Anyword is a technology company that offers an artificial intelligence platform, using natural language processing to generate and optimize marketing text for websites, social media, email, and ads. The company also offers a complete managed service to publishers and brands to help them increase their revenue through social ads. It is used by National Geographic, Red Bull, The New York Times, BBC, Ted Baker, etc. The company has an office in New York,  and Tel Aviv.

History 
The company was founded in 2013 — its original name was Keywee Inc.

In 2021, the company rebranded to Anyword and launched its AI copywriting platform. It's often called the world first language optimization platform.

In 2019, Anyword established the first generation of its language model.

In 2020, the first part of ad copy was generated using Anyword's AI.

Reviews report that Anyword's platform works with different marketing projects in 25 languages  while the AI settings panel provides many options for promoting content.

In March 2015, Anyword received $9.1 million in the Series A funding round led by a notable group of investors.

In July 2016, the company was selected as an official Facebook Marketing Partner.

In August 2019, Anyword was named Best Content Marketing Platform in the Digiday Technology Award winners.

In November 2021, it raised $21 million in its Series B funding round.

In February 2022, Anyword received the High Performer Winter 2022 Award. 

In summer 2022, the company was announced as a leader in the AI Writing Assistant category of G2. 

AI writing assistants are tools that use artificial intelligence (AI), natural language processing (NLP) and machine learning (ML) to generate AI-powered content based on the inputs a user gives them. 

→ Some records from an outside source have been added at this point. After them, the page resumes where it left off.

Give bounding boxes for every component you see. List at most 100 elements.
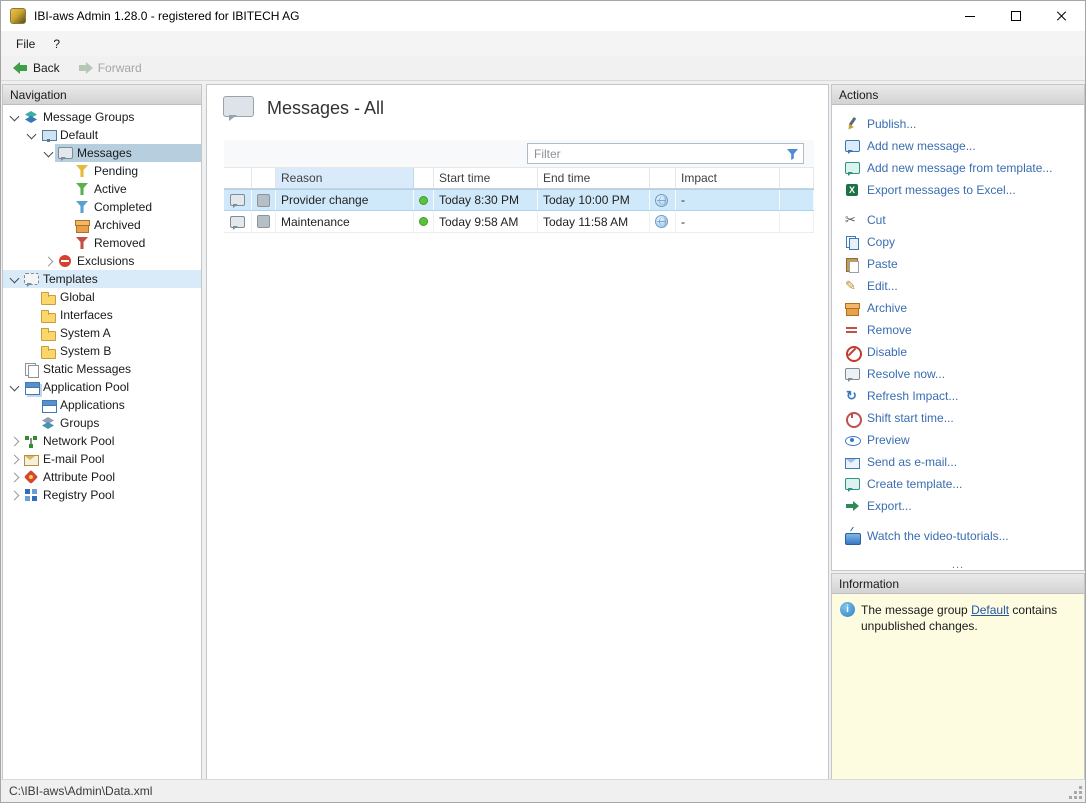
close-button[interactable] [1039, 1, 1085, 31]
action-preview[interactable]: Preview [832, 429, 1084, 451]
action-send-as-e-mail[interactable]: Send as e-mail... [832, 451, 1084, 473]
action-label: Export... [867, 499, 912, 513]
check-cell [252, 211, 276, 232]
column-header-start[interactable]: Start time [434, 168, 538, 188]
expander-placeholder [24, 290, 38, 304]
column-header-impact_icon[interactable] [650, 168, 676, 188]
default-group-link[interactable]: Default [971, 603, 1009, 617]
expander-collapsed-icon[interactable] [7, 470, 21, 484]
tree-item-removed[interactable]: Removed [3, 234, 201, 252]
tree-item-e-mail-pool[interactable]: E-mail Pool [3, 450, 201, 468]
action-publish[interactable]: Publish... [832, 113, 1084, 135]
expander-expanded-icon[interactable] [24, 128, 38, 142]
tree-item-content: Groups [38, 414, 201, 432]
globe-impact-icon [655, 194, 668, 207]
message-row[interactable]: MaintenanceToday 9:58 AMToday 11:58 AM- [224, 211, 814, 233]
action-cut[interactable]: Cut [832, 209, 1084, 231]
tree-item-application-pool[interactable]: Application Pool [3, 378, 201, 396]
tree-item-exclusions[interactable]: Exclusions [3, 252, 201, 270]
column-header-check[interactable] [252, 168, 276, 188]
message-row[interactable]: Provider changeToday 8:30 PMToday 10:00 … [224, 189, 814, 211]
expander-expanded-icon[interactable] [7, 110, 21, 124]
action-remove[interactable]: Remove [832, 319, 1084, 341]
filler-cell [780, 211, 814, 232]
expander-collapsed-icon[interactable] [7, 488, 21, 502]
column-header-status[interactable] [414, 168, 434, 188]
action-add-new-message-from-template[interactable]: Add new message from template... [832, 157, 1084, 179]
back-button[interactable]: Back [7, 59, 66, 77]
start-cell: Today 8:30 PM [434, 190, 538, 210]
tree-item-label: Exclusions [77, 252, 134, 270]
action-export-messages-to-excel[interactable]: Export messages to Excel... [832, 179, 1084, 201]
tree-item-network-pool[interactable]: Network Pool [3, 432, 201, 450]
action-create-template[interactable]: Create template... [832, 473, 1084, 495]
tree-item-registry-pool[interactable]: Registry Pool [3, 486, 201, 504]
menubar: File ? [1, 31, 1085, 56]
navigation-panel: Navigation Message GroupsDefaultMessages… [2, 84, 202, 780]
column-header-filler[interactable] [780, 168, 814, 188]
expander-placeholder [7, 362, 21, 376]
tree-item-system-a[interactable]: System A [3, 324, 201, 342]
tree-item-messages[interactable]: Messages [3, 144, 201, 162]
action-paste[interactable]: Paste [832, 253, 1084, 275]
minimize-button[interactable] [947, 1, 993, 31]
expander-expanded-icon[interactable] [41, 146, 55, 160]
filter-input[interactable] [528, 147, 783, 161]
forward-button[interactable]: Forward [72, 59, 148, 77]
action-shift-start-time[interactable]: Shift start time... [832, 407, 1084, 429]
tree-item-applications[interactable]: Applications [3, 396, 201, 414]
tree-item-content: Application Pool [21, 378, 201, 396]
resize-grip[interactable] [1069, 786, 1083, 800]
action-disable[interactable]: Disable [832, 341, 1084, 363]
row-checkbox[interactable] [257, 215, 270, 228]
tree-item-interfaces[interactable]: Interfaces [3, 306, 201, 324]
tree-item-attribute-pool[interactable]: Attribute Pool [3, 468, 201, 486]
action-archive[interactable]: Archive [832, 297, 1084, 319]
tree-item-static-messages[interactable]: Static Messages [3, 360, 201, 378]
tree-item-templates[interactable]: Templates [3, 270, 201, 288]
window-icon [40, 397, 56, 413]
panel-splitter-grip[interactable]: ... [832, 560, 1084, 570]
action-edit[interactable]: Edit... [832, 275, 1084, 297]
statusbar-file-path: C:\IBI-aws\Admin\Data.xml [9, 784, 152, 798]
action-label: Publish... [867, 117, 916, 131]
expander-collapsed-icon[interactable] [7, 434, 21, 448]
navigation-tree: Message GroupsDefaultMessagesPendingActi… [3, 105, 201, 779]
archive-icon [844, 300, 860, 316]
menu-help[interactable]: ? [44, 31, 69, 56]
column-header-icon[interactable] [224, 168, 252, 188]
actions-list-container: Publish... Add new message...Add new mess… [832, 105, 1084, 570]
action-resolve-now[interactable]: Resolve now... [832, 363, 1084, 385]
tree-item-label: Removed [94, 234, 145, 252]
tree-item-default[interactable]: Default [3, 126, 201, 144]
maximize-button[interactable] [993, 1, 1039, 31]
tree-item-groups[interactable]: Groups [3, 414, 201, 432]
column-header-end[interactable]: End time [538, 168, 650, 188]
menu-file[interactable]: File [7, 31, 44, 56]
expander-placeholder [24, 326, 38, 340]
action-label: Create template... [867, 477, 962, 491]
row-checkbox[interactable] [257, 194, 270, 207]
tree-item-global[interactable]: Global [3, 288, 201, 306]
action-export[interactable]: Export... [832, 495, 1084, 517]
column-header-reason[interactable]: Reason [276, 168, 414, 188]
tree-item-message-groups[interactable]: Message Groups [3, 108, 201, 126]
tree-item-pending[interactable]: Pending [3, 162, 201, 180]
tree-item-archived[interactable]: Archived [3, 216, 201, 234]
expander-collapsed-icon[interactable] [41, 254, 55, 268]
action-refresh-impact[interactable]: Refresh Impact... [832, 385, 1084, 407]
tree-item-label: Registry Pool [43, 486, 114, 504]
tree-item-system-b[interactable]: System B [3, 342, 201, 360]
expander-collapsed-icon[interactable] [7, 452, 21, 466]
expander-expanded-icon[interactable] [7, 380, 21, 394]
titlebar: IBI-aws Admin 1.28.0 - registered for IB… [1, 1, 1085, 31]
column-header-impact[interactable]: Impact [676, 168, 780, 188]
expander-placeholder [58, 236, 72, 250]
tree-item-completed[interactable]: Completed [3, 198, 201, 216]
expander-expanded-icon[interactable] [7, 272, 21, 286]
tree-item-active[interactable]: Active [3, 180, 201, 198]
action-watch-the-video-tutorials[interactable]: Watch the video-tutorials... [832, 525, 1084, 547]
action-add-new-message[interactable]: Add new message... [832, 135, 1084, 157]
action-copy[interactable]: Copy [832, 231, 1084, 253]
filter-funnel-icon[interactable] [783, 144, 803, 163]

What is an AI writing assistant? 

An AI-powered writing assistant is any software that's designed to automate the process of content creation for marketing, communication or educational purposes. Some examples of writing assistants are Grammarly, Jasper.ai, Anyword and hundreds out there on the internet.

Product 
Anyword's AI platform generates and optimized marketing copy for ads, landing pages, product listings, social posts, emails and SMS.

Anyword's Technology: Anyword's AI copywriting platform uses a combination of pre-trained and fine-tuned models, including GPT3, T5 and CTRL, to generate quality marketing copy for its customers.

The platform's proprietary Predictive Performance Score gives use a sense of how a singular piece of copy will perform for any given audience.

The platform also lets users pick specific demographic filters or copywriting formulas to further fine-tune their copy. Power Mode is also available on the platform and lets customers upload a piece of text in their own tone and style, so that the AI can then generate variations that match.